A Moscou, on souligne que la visite de Poutine à Katyn "a une importance exceptionnelle", selon les termes de Timofeï Bordatchev, analyste proche du gouvernement. "La Russie veut avoir de bonnes relations avec la Pologne, un des grands acteurs de l'UE", ajoute M. Bordatchev.

Le mot "pardon" sera-t-il prononcé? A Varsovie, on est réaliste.

"Là n'est pas la question. L'essentiel est que le sort encore méconnu de plus de 7.000 officiers soit révélé, les restes retrouvés et enterrés, afin que leurs proches puissent faire le deuil", dit M. Przewoznik.

Or, la justice russe a classé toute l'affaire du massacre, interdisant la publication du jugement et des actes de procédure.

Le 5 mars, l'ONG russe Memorial a appelé le président Dmitri Medvedev à rouvrir l'enquête sur ce "crime de guerre et crime contre l'humanité".

Ce massacre des élites polonaises, propriétaires terriens, professeurs, avocats ou médecins mobilisés, a été commis dans plusieurs endroits, notamment à Kharkiv (Ukraine) et Miednoïe (Russie), mais Katyn en est devenu le symbole.

Symbole aussi du plus grand mensonge entretenu pendant un demi-siècle par la propagande soviétique et celle de la Pologne communiste.

"J'ai dû taire la vérité sur la mort de mon père jusqu'en 1989, ma mère m'avait appris une formule : "porté disparu pendant la guerre", raconte Marcin Zawadzki qui se rend à Katyn avec la délégation officielle.

Mobilisé pour combattre les Allemands, son père avocat fut fait prisonnier par l'armée soviétique qui a envahi la Pologne le 17 septembre 1939 aux termes du pacte germano-soviétique Ribbentrop-Molotov.

Deux télégrammes, deux cartes postales de Kharkiv, où il a été exécuté sommairemenht, sont ses seuls souvenirs.

En avril 1943, les Allemands ont découvert des charniers à Katyn et révélé au monde les atrocités des Soviétiques.
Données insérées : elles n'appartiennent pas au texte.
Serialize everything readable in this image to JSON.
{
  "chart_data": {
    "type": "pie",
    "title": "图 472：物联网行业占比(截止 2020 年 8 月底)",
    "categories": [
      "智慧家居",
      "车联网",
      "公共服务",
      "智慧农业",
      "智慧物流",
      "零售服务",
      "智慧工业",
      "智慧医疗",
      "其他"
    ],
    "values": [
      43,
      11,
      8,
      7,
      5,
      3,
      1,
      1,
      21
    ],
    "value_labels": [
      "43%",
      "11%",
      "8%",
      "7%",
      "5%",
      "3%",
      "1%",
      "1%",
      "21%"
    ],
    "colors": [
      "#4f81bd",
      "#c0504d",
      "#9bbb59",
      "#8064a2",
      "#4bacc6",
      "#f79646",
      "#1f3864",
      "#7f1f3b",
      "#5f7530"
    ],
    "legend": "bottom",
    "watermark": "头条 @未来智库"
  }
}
Ceux-ci en ont aussitôt accusé l'Allemagne nazie.

Il aura fallu attendre 1990 et le dirigeant Mikhaïl Gorbatchev pour que Moscou reconnaisse sa responsabilité.

Aujourd'hui encore, la vérité sur Katyn est peu connue des Russes, longtemps nourris à la propagande officielle.

"Les officiers polonais ont été tués avec des armes allemandes et par les Allemands eux-mêmes", clamait encore récemment le député communiste Viktor Ilioukhine.

"Poutine à Katyn coupera court à ces mensonges", souligne Slawomir Debski, directeur de l'Institut des affaires internationales, un centre d'études polonais.

"Les mots d'un ex-agent du KGB, la police soviétique héritière du NKVD, auront un poids dans le débat qui s'ouvre timidement en Russie sur le rôle de Staline", estime-t-il.

En signe d'ouverture, la chaîne publique russe Koultoura a diffusé vendredi soir le film "Katyn" du réalisateur polonais Andrzej Wajda. "Je n'aurais jamais cru vivre ce jour", a dit le cinéaste, dont le père Jakub Wajda a été tué à Katyn.

Maja CZARNECKA

Source du texte : AFP
(theatrum-belli.com)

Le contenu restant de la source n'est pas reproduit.